Friday, December 16, 2005

The Suspended Middle



An Unanswered Challenge -- Milbank's Quest for the "Historical de Lubac" Falls Short

Notes Concerning John Milbank's Suspended Middle

1 comment:

Scott said...

I think Justin is very fair to critique Milbank's work as not thoroughly Catholic and not thoroughly Ressourcement. Milbank holds de Lubac in very high regard, terming de Lubac and Bulgakov as two of the greatest theologians in the 20th century.

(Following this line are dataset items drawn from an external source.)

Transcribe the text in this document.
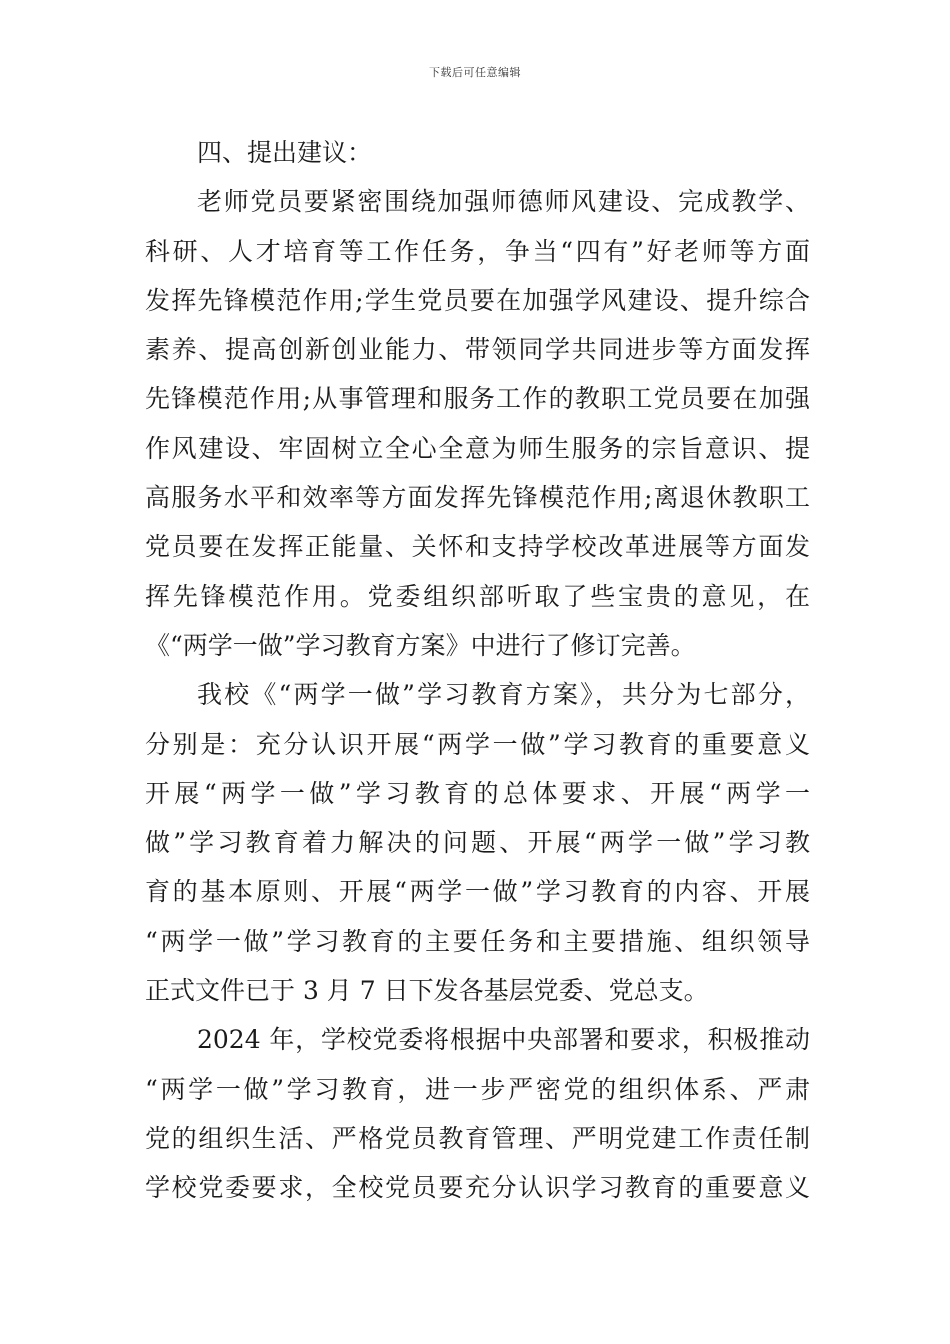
下载后可任意编辑
四、提出建议：
老师党员要紧密围绕加强师德师风建设、完成教学、
科研、人才培育等工作任务，争当“四有”好老师等方面
发挥先锋模范作用;学生党员要在加强学风建设、提升综合
素养、提高创新创业能力、带领同学共同进步等方面发挥
先锋模范作用;从事管理和服务工作的教职工党员要在加强
作风建设、牢固树立全心全意为师生服务的宗旨意识、提
高服务水平和效率等方面发挥先锋模范作用;离退休教职工
党员要在发挥正能量、关怀和支持学校改革进展等方面发
挥先锋模范作用。党委组织部听取了些宝贵的意见，在
《“两学一做”学习教育方案》中进行了修订完善。
我校《“两学一做”学习教育方案》，共分为七部分，
分别是：充分认识开展“两学一做”学习教育的重要意义
开展“两学一做”学习教育的总体要求、开展“两学一
做”学习教育着力解决的问题、开展“两学一做”学习教
育的基本原则、开展“两学一做”学习教育的内容、开展
“两学一做”学习教育的主要任务和主要措施、组织领导
正式文件已于 3 月 7 日下发各基层党委、党总支。
2024 年，学校党委将根据中央部署和要求，积极推动
“两学一做”学习教育，进一步严密党的组织体系、严肃
党的组织生活、严格党员教育管理、严明党建工作责任制
学校党委要求，全校党员要充分认识学习教育的重要意义
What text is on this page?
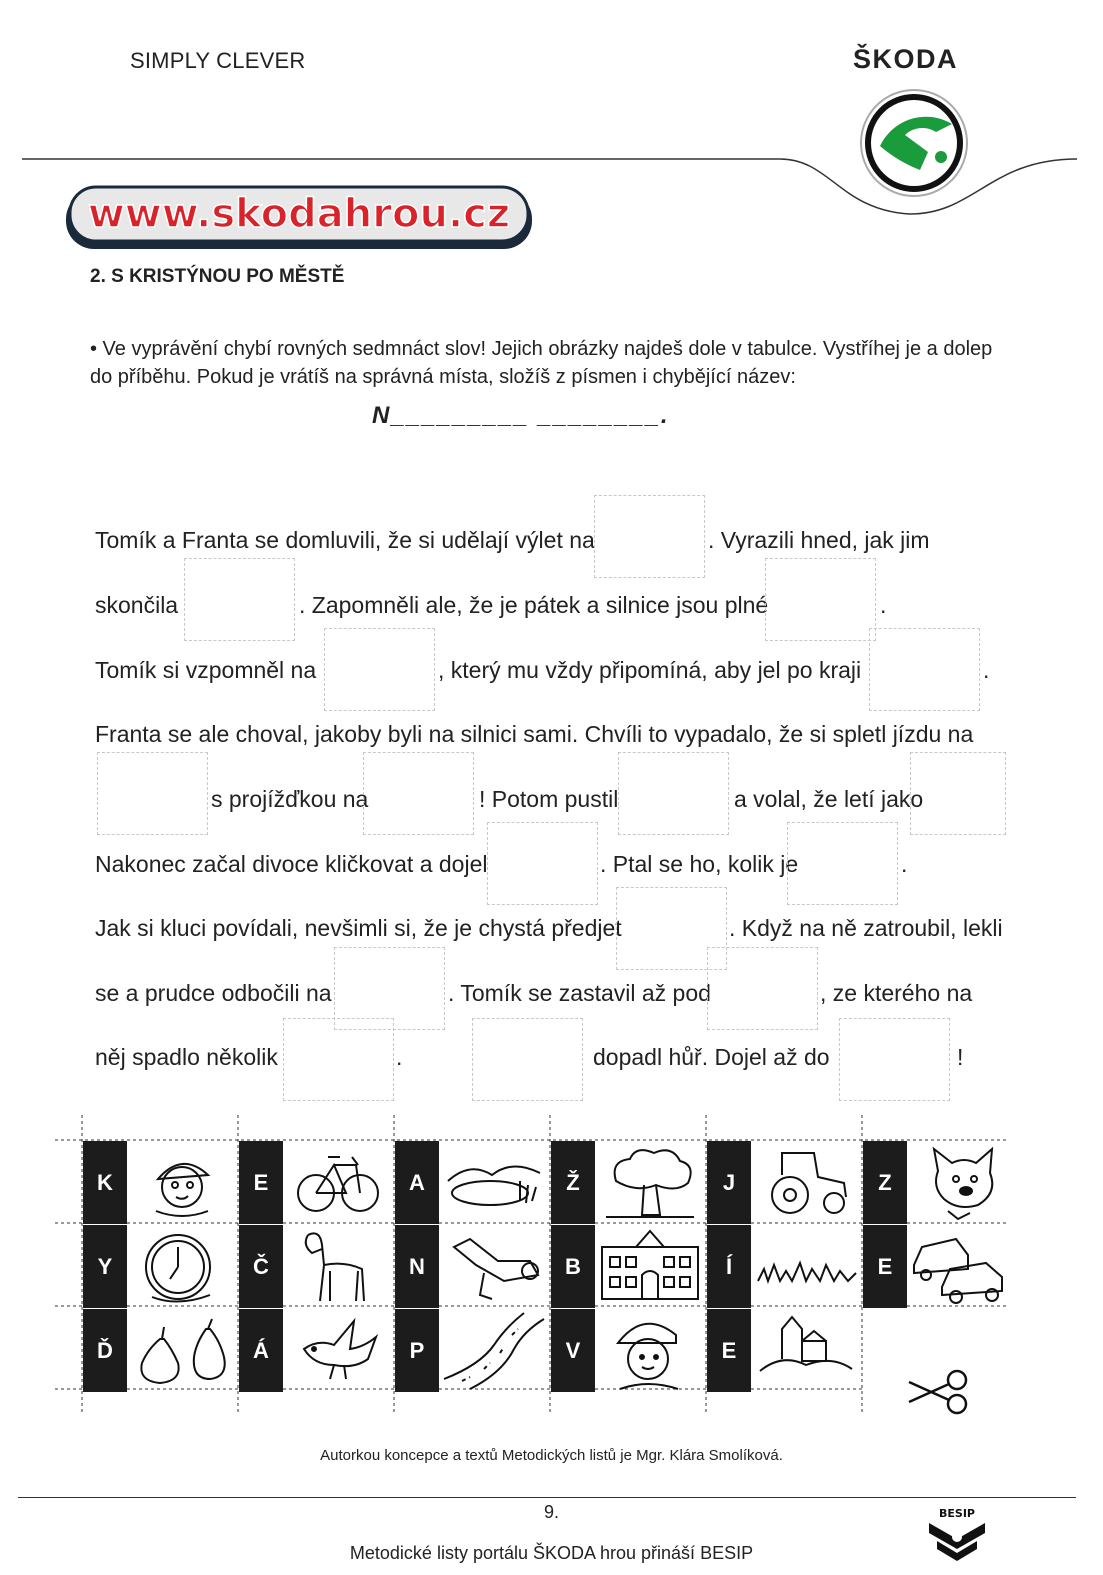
SIMPLY CLEVER	ŠKODA
www.skodahrou.cz
2. S KRISTÝNOU PO MĚSTĚ
• Ve vyprávění chybí rovných sedmnáct slov! Jejich obrázky najdeš dole v tabulce. Vystříhej je a dolep do příběhu. Pokud je vrátíš na správná místa, složíš z písmen i chybějící název:
N_________ ________.
Tomík a Franta se domluvili, že si udělají výlet na	. Vyrazili hned, jak jim
skončila	. Zapomněli ale, že je pátek a silnice jsou plné	.
Tomík si vzpomněl na	, který mu vždy připomíná, aby jel po kraji	.
Franta se ale choval, jakoby byli na silnici sami. Chvíli to vypadalo, že si spletl jízdu na
s projížďkou na	! Potom pustil	a volal, že letí jako
Nakonec začal divoce kličkovat a dojel	. Ptal se ho, kolik je	.
Jak si kluci povídali, nevšimli si, že je chystá předjet	. Když na ně zatroubil, lekli
se a prudce odbočili na	. Tomík se zastavil až pod	, ze kterého na
něj spadlo několik	.	dopadl hůř. Dojel až do	!
K	E	A	Ž	J	Z
Y	Č	N	B	Í	E
Ď	Á	P	V	E
Autorkou koncepce a textů Metodických listů je Mgr. Klára Smolíková.
9.
Metodické listy portálu ŠKODA hrou přináší BESIP
BESIP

I do not think there is a hidden agenda in Milbank's work with regard to pitting de Lubac against the magisterium, with regards to the typical Protestant predilection of doing this. Instead, I think the reading that Milbank will always give is to read the theologian against modernity. In this case, he is reading de Lubac against secular reason on one hand, with its separation of faith and reason and the natural and supernatural. This is why he discusses to great length the "non-ontology" of de Lubac's most radical work. At the same time, he reads de Lubac against Pius XII with regards to the Pope following another strand of modernism that moved the Church away from the direction the Ressourcement theologians thought it should go.

I am shocked that this would be such a controversial reading. I thought that this would be in line with what de Lubac and others weere hoping to achieve in their own public writings and witness.

I'd be interested to hear your thoughts about this. I am fairly familiar with Milbank, but I have just begun to read de Lubac.